Sedgwick County KSGenWeb

Portrait And Biographical Album of Sedgwick County, Kan.

Chapman Brothers 1888

Pages 968 - 969

CAMILUS M. JACKSON, a leading farmer and stock-raiser of Lincoln Township, is pleasantly situated on section 31, about seven miles from Valley Center and four and one-half miles from the rising little town of Furley. He ranks among the pioneers of Sedgwick County, and superintends the operations on his farm of eighty acres, where he makes a specialty of high-grade Short-horn cattle and Clydesdale horses, keeping of the latter some of the best animals to be found in this township.

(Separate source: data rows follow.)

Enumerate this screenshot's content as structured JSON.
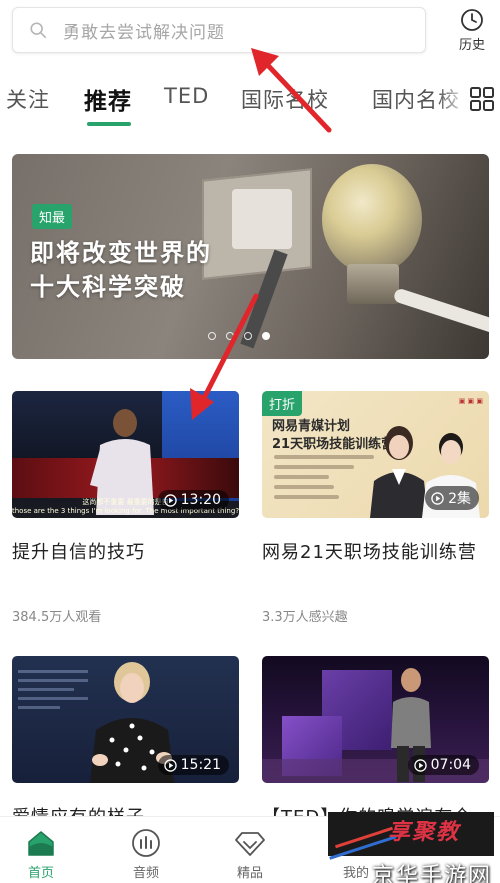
{
  "search": {
    "placeholder": "勇敢去尝试解决问题"
  },
  "history": {
    "label": "历史"
  },
  "tabs": [
    {
      "label": "关注"
    },
    {
      "label": "推荐"
    },
    {
      "label": "TED"
    },
    {
      "label": "国际名校"
    },
    {
      "label": "国内名校"
    }
  ],
  "banner": {
    "tag": "知最",
    "title_line1": "即将改变世界的",
    "title_line2": "十大科学突破",
    "slides": 4,
    "active_slide": 4
  },
  "cards": [
    {
      "title": "提升自信的技巧",
      "meta": "384.5万人观看",
      "duration": "13:20",
      "subtitle_cn": "这尚都不重要 最重要的是自",
      "subtitle_en": "those are the 3 things I'm looking for. The most important thing? Self-confidence."
    },
    {
      "title": "网易21天职场技能训练营",
      "meta": "3.3万人感兴趣",
      "duration": "2集",
      "tag": "打折",
      "thumb_h1": "网易青媒计划",
      "thumb_h2": "21天职场技能训练营"
    },
    {
      "title": "爱情应有的样子",
      "duration": "15:21"
    },
    {
      "title": "【TED】你的鳴学遍存全",
      "duration": "07:04"
    }
  ],
  "bottom_nav": [
    {
      "label": "首页",
      "icon": "home-icon"
    },
    {
      "label": "音频",
      "icon": "audio-icon"
    },
    {
      "label": "精品",
      "icon": "diamond-icon"
    },
    {
      "label": "我的",
      "icon": "profile-icon"
    }
  ],
  "watermark": {
    "logo": "享聚教",
    "text": "京华手游网"
  },
  "colors": {
    "accent": "#27a36b",
    "annotation_arrow": "#e0262b"
  }
}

            Mr. Jackson is a product of the Blue Grass State, and was born in Simpson County, March 6, 1850. He is the fourth child of John W. and Sarah A. (Stanley) Jackson, who were the parents of six children. John Jackson and his wife were also natives of Kentucky, while the grandparents on both sides of the house were born in Virginia. The parents of John Jackson were Benjamin and Winnie (Carpenter) Jackson, and the mother's parents were Meredith and Edith Stanley. The father of our subject was born in Allen County, Ky., where he was engaged as a carpenter and contractor, and died in Simpson County on the 20th of August, 1854. The wife and mother is still living, and makes her home with our subject. She was born in 1819, in Logan County, Ky.

            The subject of this biography was reared to farming pursuits, and educated in the district schools of his native county. There also he engaged in agriculture for himself until coming westward, which journey he made in the fall of 1883. He at once purchased eighty acres of improved land on section 31, in Lincoln Township, and in 1887, after effecting other improvements, put up one of the finest farmhouses in that locality. He makes a specialty of stock-raising, and in addition to his fine horses and cattle, contemplates in the near future the breeding of swine.

            Mr. Jackson has had little time to devote to political affairs, but is an earnest supporter of Republican principles. His marriage took place on the 5th of October, 1886, in Wichita Township, his bride being Miss Sarah C. Ittner, who was born in Logan County, Ill., Aug. 9; 1862. Mrs. Jackson was the eldest of the five children born to Leonard and Elizabeth (Weeks) Ittner, who were natives of Pennsylvania, and a sketch of whom will be found on another page of this volume.